BCB: Now that music isn't moving and motivating you, where do you find your inspiration?
JB: Obsolete technology! An early project of mine was called “Future Cities of the Past.” It’s funny and revealing to see where people thought progress was headed and were completely wrong. I feel like an archaeologist sometimes with this stuff. I also like to imagine that I’m living in an alternative timeline in which these machines are relevant, like I’m engaged in some sort of important technological process with my high-tech control panel. Trying to retrieve Selenium for my photocell banks on the planet Mercury.

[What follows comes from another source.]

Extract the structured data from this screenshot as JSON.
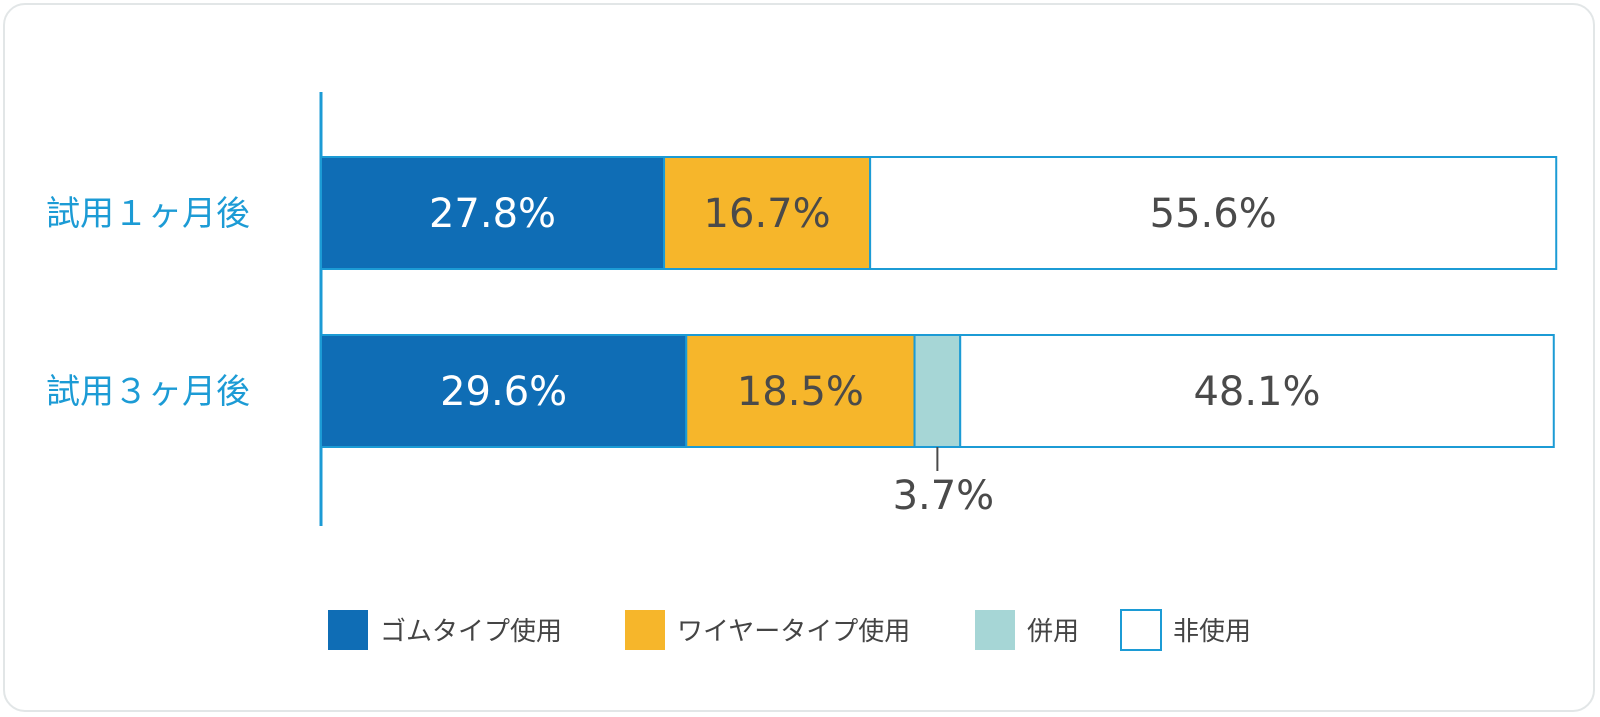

I’m thinking about big questions too. Meaning of life questions. When my thoughts drift there’s a good chance I’m trying to imagine what is beyond infinite space or something like that. We spend much of our lives concerned with inconsequential minutia that dominate our media, so why not a circle? A circle is universal. A circle is sublime. A circle is a crucial and visceral piece of human existence that is imbued with meaning and power. Let’s pause to consider a circle, together. It’s something pure that we can all relate to. We all like circles. Some of us prefer squares. My work incorporates both, so...

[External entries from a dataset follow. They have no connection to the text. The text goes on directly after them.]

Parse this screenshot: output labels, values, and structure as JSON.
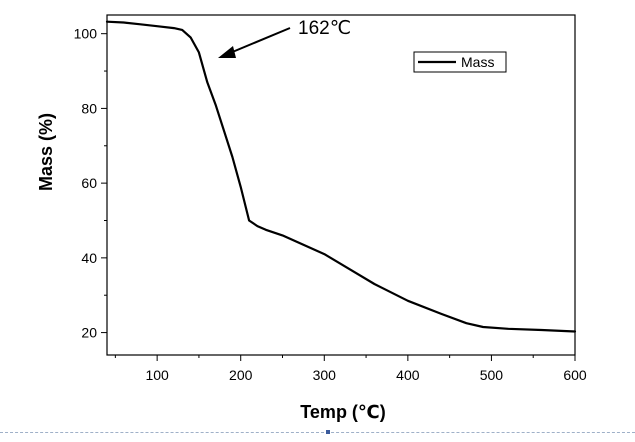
{
  "chart_data": {
    "type": "line",
    "title": "",
    "xlabel": "Temp (℃)",
    "ylabel": "Mass (%)",
    "xlim": [
      40,
      600
    ],
    "ylim": [
      14,
      105
    ],
    "xticks": [
      100,
      200,
      300,
      400,
      500,
      600
    ],
    "yticks": [
      20,
      40,
      60,
      80,
      100
    ],
    "x_tick_labels": [
      "100",
      "200",
      "300",
      "400",
      "500",
      "600"
    ],
    "y_tick_labels": [
      "20",
      "40",
      "60",
      "80",
      "100"
    ],
    "grid": false,
    "legend_position": "top-right",
    "series": [
      {
        "name": "Mass",
        "color": "#000000",
        "x": [
          40,
          60,
          80,
          100,
          120,
          130,
          140,
          150,
          160,
          170,
          180,
          190,
          200,
          210,
          220,
          230,
          250,
          270,
          300,
          330,
          360,
          400,
          440,
          470,
          490,
          520,
          560,
          600
        ],
        "y": [
          103.2,
          103.0,
          102.5,
          102.0,
          101.5,
          101.0,
          99.0,
          95.0,
          87.0,
          81.0,
          74.0,
          67.0,
          59.0,
          50.0,
          48.5,
          47.5,
          46.0,
          44.0,
          41.0,
          37.0,
          33.0,
          28.5,
          25.0,
          22.5,
          21.5,
          21.0,
          20.7,
          20.3
        ]
      }
    ],
    "annotations": [
      {
        "text": "162℃",
        "arrow_to": {
          "x": 162,
          "y": 98
        }
      }
    ]
  }
}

Sensory perception and hypnosis are things I get excited about as well. For the brief time that higher education held my attention, I was studying music and psychology. I’m starting to think more about things like afterimage and pseudo-hallucination. Strange sensory phenomena. Op-artish in some ways I guess, but I’m thinking about these things from a phenomenological perspective. Investigating the illusions we believe in, thinking that we have any understanding of the universe with our crude sensory apparatus. It’s hilarious. I’m considering the parallels in EMDR (audiovisual stimulation used in trauma treatment) and audiovisual sensory integration too. Powerful forces. WM
BENTON C BAINBRIDGE is a media artist based in the Bronx. Working with custom systems of his own design, Bainbridge creates immersive environments, interactive installations and time-based artworks. Recent showings include Bandung International Digital Art Festival 2016 (Indonesia) and solo exhibition Priority Mixing at NACC in Bangkok, Thailand. Currently, Benton C Bainbridge’s work is included in the exhibition Signal to Code, exploring 50 years of electronic and digital artwork and ephemera held in the Rose Goldsen Archive of New Media Art at Cornell University. Bainbridge teaches “New Forms in Media” at the School of Visual Arts' MFA Computer Arts Department. Benton C Bainbridge is a Founder of artist-run #mediaart framework MovingPictures.Gallery.